Adapted from Bessie Beatty’s book, The Red Heart of Russia, written in 1918. Beatty was an
American journalist who lived in Russia at the time of the Bolshevik Revolution. She later defended
the Bolsheviks in front of a US Senate Committee in 1921. …Yakov Peters [One of the founders of the
Cheka] told me that one day he was riding on a street car, when the man sitting beside him engaged
him in conversation. He offered to sell him twelve hundred bags of flour at two hundred and fifty
roubles each, six thousand pounds of sugar, and some butter. Peters got him to write down his name
and address and within the hour, he had been arrested and his supplies had been seized. Despite all
efforts to unearth the offenders, a few men waxed hideously rich upon the hunger of the many. All
provocation notwithstanding, the guillotine remained simply a name. Wherever the death penalty
was inflicted, it was done by mobs having no official sanction, by mobs aroused to an uncontrolled
fury, and momentarily conscious of no other passion than that of reprisal. Considering the unsettled
condition of government, such instances of violence were not so frequent as to change the character
of the Revolution into that of a Reign of Terror.

Source 3

Adapted from Kronstadt Izvestia, the main publication of the Kronstadt rebels, March 1921. Our
country is enduring a difficult moment. Hunger, cold and economic ruin have held us in an iron vice
these three years already. The Communist Party, which rules the country, has become separated
from the masses and shown itself unable to lead her from her state of general ruin. It has not faced
the reality of the disturbances which in recent times have occurred in Petrograd and Moscow.

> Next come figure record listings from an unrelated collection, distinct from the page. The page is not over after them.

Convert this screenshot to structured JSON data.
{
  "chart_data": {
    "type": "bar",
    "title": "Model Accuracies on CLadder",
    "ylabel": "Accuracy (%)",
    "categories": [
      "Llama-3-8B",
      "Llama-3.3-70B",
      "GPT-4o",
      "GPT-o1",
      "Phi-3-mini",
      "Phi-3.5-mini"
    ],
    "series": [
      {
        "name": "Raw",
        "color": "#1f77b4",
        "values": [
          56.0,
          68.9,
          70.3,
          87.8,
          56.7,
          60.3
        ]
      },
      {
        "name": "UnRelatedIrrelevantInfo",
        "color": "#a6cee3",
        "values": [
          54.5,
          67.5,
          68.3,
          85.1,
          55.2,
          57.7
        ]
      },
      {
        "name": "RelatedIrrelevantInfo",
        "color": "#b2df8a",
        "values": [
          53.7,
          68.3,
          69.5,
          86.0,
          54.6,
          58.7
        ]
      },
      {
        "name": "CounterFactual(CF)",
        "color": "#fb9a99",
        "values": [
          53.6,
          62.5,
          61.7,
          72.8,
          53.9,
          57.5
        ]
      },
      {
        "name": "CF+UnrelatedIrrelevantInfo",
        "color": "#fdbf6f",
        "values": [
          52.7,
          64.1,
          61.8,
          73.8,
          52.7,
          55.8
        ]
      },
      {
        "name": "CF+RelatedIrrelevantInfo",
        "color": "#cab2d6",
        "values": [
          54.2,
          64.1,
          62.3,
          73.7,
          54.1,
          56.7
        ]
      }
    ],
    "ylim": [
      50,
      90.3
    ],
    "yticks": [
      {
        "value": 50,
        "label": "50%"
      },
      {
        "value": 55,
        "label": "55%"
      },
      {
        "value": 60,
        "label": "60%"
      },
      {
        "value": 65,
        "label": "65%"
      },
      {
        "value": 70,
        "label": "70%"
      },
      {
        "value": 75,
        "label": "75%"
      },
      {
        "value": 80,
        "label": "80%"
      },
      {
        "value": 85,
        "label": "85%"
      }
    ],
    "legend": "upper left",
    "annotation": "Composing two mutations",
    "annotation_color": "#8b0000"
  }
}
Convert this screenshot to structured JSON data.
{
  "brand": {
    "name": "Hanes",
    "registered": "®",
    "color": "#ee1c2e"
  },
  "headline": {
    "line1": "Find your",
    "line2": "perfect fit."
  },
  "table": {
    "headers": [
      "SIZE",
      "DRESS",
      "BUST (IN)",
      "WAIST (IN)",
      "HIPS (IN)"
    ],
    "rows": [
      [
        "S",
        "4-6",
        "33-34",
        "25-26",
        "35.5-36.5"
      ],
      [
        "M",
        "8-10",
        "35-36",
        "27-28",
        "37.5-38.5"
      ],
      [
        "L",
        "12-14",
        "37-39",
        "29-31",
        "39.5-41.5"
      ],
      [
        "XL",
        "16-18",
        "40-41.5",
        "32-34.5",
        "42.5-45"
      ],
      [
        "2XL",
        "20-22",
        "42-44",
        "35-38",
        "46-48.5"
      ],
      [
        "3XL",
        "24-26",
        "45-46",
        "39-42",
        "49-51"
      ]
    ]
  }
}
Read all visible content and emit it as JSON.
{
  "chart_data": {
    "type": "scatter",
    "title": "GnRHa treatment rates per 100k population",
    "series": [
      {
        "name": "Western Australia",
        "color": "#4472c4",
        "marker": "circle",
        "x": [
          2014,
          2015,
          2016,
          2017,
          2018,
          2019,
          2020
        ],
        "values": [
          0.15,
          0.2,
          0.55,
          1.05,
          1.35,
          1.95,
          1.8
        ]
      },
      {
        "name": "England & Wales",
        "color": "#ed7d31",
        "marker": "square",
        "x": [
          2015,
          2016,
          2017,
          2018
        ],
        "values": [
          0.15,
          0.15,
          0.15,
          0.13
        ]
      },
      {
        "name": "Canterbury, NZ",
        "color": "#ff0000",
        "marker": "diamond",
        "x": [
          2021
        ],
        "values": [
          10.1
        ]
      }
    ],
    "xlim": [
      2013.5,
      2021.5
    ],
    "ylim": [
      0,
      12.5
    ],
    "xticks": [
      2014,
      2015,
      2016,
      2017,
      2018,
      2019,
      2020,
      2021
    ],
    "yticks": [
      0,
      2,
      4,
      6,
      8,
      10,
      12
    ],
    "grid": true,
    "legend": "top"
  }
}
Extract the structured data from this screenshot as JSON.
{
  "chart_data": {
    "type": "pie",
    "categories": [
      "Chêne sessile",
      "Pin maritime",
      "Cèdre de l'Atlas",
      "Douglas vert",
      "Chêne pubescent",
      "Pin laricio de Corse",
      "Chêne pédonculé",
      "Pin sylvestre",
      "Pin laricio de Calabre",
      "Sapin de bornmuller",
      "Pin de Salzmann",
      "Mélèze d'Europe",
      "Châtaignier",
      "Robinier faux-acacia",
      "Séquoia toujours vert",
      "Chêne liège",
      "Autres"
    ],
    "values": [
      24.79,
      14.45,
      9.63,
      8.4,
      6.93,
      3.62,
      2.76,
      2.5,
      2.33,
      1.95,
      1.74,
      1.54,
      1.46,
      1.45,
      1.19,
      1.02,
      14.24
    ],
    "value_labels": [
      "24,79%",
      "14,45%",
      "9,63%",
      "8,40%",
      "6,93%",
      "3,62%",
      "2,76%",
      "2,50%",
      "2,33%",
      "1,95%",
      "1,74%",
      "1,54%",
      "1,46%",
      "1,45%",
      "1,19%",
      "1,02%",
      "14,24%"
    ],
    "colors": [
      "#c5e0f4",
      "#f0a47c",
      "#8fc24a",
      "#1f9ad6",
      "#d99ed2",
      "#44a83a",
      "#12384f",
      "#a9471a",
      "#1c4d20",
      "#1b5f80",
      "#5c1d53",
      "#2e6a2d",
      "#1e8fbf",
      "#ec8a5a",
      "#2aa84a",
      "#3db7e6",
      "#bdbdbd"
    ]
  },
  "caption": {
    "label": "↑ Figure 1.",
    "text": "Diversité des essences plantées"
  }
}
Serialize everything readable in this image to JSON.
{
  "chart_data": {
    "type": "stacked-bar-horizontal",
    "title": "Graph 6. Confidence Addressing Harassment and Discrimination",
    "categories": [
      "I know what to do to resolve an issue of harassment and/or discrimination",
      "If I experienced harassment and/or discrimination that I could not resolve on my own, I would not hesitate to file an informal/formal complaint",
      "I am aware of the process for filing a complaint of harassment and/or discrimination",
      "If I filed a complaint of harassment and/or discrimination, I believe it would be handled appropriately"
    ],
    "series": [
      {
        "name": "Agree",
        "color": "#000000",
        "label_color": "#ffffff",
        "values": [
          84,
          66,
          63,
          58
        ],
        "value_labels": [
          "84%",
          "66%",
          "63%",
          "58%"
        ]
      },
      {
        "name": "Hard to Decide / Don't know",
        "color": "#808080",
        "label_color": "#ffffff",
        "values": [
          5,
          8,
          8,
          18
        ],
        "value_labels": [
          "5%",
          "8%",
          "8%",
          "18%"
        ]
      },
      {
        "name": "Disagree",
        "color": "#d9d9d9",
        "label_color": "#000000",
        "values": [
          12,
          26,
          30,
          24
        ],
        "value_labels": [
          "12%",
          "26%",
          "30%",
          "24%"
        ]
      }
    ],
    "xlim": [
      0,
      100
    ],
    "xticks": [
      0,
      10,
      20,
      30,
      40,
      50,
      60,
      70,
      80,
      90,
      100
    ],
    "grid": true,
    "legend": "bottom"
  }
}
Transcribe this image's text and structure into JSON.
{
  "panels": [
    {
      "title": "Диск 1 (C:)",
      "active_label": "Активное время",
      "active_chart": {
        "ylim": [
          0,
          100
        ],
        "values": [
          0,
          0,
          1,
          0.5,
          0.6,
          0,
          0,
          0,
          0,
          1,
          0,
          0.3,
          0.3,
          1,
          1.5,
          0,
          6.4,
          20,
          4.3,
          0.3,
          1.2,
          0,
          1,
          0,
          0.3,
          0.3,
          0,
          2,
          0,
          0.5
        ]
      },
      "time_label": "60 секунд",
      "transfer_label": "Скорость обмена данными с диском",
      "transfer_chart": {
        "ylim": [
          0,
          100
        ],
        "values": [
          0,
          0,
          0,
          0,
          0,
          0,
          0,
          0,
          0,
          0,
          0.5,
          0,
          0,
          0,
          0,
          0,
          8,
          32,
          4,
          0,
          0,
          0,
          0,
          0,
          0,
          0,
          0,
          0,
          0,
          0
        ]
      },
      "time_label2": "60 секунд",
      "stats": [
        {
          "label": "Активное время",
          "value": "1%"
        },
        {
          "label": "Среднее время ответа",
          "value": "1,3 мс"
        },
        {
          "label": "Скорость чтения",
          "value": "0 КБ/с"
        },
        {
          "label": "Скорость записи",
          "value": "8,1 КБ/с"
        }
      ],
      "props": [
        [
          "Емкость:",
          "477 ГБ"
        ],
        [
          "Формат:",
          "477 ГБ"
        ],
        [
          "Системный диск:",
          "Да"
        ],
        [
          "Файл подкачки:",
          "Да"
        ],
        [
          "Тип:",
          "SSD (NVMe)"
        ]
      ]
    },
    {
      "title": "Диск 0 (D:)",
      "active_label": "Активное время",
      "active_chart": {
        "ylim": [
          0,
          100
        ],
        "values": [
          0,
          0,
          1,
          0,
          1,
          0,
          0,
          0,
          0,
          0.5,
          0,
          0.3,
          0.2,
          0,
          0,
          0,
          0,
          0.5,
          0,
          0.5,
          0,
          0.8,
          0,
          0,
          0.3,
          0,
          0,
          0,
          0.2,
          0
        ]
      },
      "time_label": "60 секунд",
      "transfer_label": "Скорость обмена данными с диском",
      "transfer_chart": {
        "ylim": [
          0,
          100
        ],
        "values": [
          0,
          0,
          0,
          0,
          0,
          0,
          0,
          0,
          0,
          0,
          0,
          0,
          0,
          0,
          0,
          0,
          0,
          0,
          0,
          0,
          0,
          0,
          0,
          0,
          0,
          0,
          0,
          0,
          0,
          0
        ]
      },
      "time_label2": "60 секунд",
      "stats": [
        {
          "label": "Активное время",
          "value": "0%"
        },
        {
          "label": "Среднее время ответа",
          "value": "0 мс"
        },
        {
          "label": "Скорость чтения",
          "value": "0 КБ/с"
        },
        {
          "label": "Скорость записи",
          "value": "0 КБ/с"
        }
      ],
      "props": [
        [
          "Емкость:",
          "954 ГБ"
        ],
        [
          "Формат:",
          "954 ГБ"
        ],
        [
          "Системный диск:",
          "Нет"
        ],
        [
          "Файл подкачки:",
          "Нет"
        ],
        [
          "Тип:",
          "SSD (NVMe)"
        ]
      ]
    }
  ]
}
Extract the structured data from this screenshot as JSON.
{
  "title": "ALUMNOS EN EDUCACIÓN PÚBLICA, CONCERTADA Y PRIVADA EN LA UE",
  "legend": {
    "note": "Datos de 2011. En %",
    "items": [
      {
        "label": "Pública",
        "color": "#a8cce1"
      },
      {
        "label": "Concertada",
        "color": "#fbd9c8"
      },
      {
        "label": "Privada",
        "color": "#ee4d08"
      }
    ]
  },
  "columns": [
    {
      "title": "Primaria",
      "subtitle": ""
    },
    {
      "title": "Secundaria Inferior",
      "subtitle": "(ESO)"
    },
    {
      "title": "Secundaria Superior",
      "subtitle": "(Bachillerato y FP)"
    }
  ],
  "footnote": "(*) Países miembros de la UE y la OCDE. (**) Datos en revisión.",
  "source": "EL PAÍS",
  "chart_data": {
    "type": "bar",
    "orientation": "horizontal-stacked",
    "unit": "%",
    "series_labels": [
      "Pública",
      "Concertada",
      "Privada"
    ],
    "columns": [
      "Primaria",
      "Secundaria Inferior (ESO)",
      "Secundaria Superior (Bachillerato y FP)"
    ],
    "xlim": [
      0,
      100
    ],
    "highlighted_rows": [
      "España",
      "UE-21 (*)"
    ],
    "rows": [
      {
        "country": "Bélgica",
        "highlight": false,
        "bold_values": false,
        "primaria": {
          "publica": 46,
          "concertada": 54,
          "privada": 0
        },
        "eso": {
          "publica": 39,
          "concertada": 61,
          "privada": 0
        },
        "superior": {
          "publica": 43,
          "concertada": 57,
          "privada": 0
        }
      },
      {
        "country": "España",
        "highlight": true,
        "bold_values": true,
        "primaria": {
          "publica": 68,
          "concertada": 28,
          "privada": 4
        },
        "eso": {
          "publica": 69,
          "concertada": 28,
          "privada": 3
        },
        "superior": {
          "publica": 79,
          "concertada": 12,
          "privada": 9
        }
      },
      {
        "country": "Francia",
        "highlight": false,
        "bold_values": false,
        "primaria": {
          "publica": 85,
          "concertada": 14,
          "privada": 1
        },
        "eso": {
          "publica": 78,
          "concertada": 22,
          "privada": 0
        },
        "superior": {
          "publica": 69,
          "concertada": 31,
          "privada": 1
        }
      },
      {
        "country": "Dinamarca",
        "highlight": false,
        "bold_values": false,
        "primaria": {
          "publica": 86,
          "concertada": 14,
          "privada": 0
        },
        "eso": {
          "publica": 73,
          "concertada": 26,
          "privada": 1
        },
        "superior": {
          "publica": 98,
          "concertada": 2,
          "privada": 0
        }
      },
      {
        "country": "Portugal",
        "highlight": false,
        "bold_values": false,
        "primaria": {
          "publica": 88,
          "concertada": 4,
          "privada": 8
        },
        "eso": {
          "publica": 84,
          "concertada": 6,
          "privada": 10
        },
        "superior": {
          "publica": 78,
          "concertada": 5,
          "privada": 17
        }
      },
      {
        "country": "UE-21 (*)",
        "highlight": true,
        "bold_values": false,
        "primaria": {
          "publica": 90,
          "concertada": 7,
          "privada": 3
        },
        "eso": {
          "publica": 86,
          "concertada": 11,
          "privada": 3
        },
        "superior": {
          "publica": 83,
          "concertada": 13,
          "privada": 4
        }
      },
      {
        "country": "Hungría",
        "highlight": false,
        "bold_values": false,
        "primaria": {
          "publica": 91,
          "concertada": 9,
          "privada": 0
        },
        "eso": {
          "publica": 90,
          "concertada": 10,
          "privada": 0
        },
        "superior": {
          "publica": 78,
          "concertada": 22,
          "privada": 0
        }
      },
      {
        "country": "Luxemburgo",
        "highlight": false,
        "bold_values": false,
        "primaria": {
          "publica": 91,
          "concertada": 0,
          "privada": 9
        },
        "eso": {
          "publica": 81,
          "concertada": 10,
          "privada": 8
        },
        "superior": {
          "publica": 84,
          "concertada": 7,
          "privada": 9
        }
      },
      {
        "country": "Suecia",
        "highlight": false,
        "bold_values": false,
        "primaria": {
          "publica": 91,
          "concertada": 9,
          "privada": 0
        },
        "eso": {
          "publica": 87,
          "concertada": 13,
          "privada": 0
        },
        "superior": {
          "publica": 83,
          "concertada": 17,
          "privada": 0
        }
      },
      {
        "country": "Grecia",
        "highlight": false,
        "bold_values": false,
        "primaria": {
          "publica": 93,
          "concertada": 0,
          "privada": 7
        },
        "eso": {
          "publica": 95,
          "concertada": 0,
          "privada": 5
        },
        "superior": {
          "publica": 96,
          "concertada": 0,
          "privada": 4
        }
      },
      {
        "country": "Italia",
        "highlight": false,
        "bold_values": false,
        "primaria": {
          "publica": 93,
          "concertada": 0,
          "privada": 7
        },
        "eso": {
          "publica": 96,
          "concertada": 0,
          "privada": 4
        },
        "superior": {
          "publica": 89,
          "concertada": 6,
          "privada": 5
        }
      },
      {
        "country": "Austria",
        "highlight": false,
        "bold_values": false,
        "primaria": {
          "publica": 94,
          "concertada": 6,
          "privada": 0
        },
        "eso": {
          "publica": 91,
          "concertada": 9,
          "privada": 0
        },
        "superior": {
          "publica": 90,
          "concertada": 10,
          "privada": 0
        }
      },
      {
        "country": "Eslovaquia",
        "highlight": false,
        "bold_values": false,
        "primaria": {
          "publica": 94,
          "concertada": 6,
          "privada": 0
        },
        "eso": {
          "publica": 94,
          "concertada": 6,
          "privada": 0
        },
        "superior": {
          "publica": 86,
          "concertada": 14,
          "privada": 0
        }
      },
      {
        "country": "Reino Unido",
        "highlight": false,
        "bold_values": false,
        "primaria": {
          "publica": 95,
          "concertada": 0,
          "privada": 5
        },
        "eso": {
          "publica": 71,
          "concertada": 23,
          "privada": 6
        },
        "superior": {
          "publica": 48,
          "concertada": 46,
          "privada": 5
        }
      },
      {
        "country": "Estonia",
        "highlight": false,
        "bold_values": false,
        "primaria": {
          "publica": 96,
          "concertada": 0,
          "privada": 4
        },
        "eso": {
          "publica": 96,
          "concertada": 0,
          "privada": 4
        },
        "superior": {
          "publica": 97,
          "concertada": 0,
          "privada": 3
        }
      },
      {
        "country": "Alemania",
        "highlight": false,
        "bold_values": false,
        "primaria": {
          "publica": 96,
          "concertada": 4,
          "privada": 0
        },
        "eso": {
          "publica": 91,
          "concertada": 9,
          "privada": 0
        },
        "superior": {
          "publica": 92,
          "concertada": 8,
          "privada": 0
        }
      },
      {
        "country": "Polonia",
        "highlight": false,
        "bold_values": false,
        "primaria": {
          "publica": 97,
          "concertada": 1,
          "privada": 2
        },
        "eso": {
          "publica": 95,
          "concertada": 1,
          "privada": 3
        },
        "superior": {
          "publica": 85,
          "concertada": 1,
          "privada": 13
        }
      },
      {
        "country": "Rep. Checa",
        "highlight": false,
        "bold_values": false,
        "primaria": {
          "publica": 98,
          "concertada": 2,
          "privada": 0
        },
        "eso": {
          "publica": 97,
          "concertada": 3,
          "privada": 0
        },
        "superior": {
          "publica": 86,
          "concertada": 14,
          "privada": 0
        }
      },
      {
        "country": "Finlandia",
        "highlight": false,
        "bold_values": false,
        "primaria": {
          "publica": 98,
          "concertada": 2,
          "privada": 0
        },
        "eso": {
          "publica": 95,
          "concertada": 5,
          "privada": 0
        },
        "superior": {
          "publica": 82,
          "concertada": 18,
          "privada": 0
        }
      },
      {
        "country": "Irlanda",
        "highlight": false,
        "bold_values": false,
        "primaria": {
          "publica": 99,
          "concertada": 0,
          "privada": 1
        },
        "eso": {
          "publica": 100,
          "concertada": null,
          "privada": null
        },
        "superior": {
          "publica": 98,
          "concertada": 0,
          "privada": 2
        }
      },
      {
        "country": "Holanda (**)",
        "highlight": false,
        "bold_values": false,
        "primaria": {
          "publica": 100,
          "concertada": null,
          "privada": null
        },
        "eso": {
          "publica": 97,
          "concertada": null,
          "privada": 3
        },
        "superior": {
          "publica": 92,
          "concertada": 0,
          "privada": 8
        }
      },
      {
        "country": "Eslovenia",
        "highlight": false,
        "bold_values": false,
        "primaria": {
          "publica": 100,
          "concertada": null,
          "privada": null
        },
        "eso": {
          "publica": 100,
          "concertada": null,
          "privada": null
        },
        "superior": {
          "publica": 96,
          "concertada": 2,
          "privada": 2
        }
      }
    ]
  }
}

This
unrest shows clearly enough that the party has lost the faith of the working masses. Neither has it
recognised the demands presented by the workers. It considers them plots of the counterrevolution.
It is deeply mistaken. This unrest, these demands, are the voice of the people in its entirety, of all
labourers. All workers, sailors and soldiers see clearly at the present moment that only through
common effort, by the common will of the labourers, is it possible to give the country bread, wood
and coal, to dress the barefoot and naked, and to lead the Republic out of this dead end.